Barry shook his head. "I'm afraid not, sir. I know of calms about these parts lasting three solid weeks, and judging from the look of the sky and the thick haze hanging over Ponape I think we can safely count on this one lasting for three days at the very least. But even if it runs into a week or ten days there is one good thing about calms here--the current sets north-east at a great rate, two knots an hour at least."
Rawlings cursed under his breath, and then moodily assented to Barry's suggestion.
"Very well, Mr. Barry, just as you please. But I hope you are mistaken about the calm continuing. It's too hot to last long, I imagine."
Soon after breakfast the hands set to to paint ship, and worked steadily on until a little before seven bells, when Barry heard one of the crew, a Gilbert Islander named Billy Onotoa, call out excitedly--
"Te bakwa! Te bakwa! Roria te bakwa bubura!" ("A shark! a shark! look at the big shark!")

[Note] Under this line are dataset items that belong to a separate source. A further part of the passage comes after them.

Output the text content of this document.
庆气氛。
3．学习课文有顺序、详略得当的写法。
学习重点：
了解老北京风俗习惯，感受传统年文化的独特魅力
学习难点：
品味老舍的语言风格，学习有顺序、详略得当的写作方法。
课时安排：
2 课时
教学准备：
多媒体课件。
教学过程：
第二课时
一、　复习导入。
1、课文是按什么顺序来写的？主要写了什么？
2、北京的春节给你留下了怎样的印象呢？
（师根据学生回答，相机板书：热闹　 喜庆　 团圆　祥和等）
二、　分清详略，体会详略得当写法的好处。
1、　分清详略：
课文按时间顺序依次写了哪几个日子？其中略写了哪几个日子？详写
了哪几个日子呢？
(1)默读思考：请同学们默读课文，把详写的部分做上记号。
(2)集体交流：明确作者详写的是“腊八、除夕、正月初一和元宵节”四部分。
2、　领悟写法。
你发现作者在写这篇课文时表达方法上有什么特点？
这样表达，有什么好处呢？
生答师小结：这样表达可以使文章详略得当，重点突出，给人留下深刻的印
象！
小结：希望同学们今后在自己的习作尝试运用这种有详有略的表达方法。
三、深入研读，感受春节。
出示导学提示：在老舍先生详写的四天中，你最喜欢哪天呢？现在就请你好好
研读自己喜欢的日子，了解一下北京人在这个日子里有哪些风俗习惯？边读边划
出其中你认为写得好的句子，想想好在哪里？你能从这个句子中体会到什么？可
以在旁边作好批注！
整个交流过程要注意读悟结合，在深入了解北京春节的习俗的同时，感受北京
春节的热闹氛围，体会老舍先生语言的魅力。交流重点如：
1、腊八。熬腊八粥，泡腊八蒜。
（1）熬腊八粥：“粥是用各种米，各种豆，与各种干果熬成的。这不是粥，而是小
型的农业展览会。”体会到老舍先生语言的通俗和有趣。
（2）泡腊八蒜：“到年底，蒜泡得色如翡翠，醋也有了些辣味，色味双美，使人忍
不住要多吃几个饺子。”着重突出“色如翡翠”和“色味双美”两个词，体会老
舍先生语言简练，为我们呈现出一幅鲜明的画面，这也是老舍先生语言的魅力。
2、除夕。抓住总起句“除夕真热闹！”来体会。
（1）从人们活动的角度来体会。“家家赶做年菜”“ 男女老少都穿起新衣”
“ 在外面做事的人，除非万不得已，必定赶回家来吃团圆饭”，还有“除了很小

The native (who was one of the smartest men on board), without asking permission from his officer--permission which he knew would be readily granted--jumped on deck and dived below into the fo'c'sle for the shark-fishing tackle which every Gilbert Islander carries with him when at sea. Rawlings and Barry, who were both on the after-deck, went to the rail and looked over and saw that there was a very large grey shark swimming leisurely to and fro under the staging on the port side where the men were painting. Just then Barradas came on deck and joined them.
"Holy mother!" he exclaimed. "What a devil!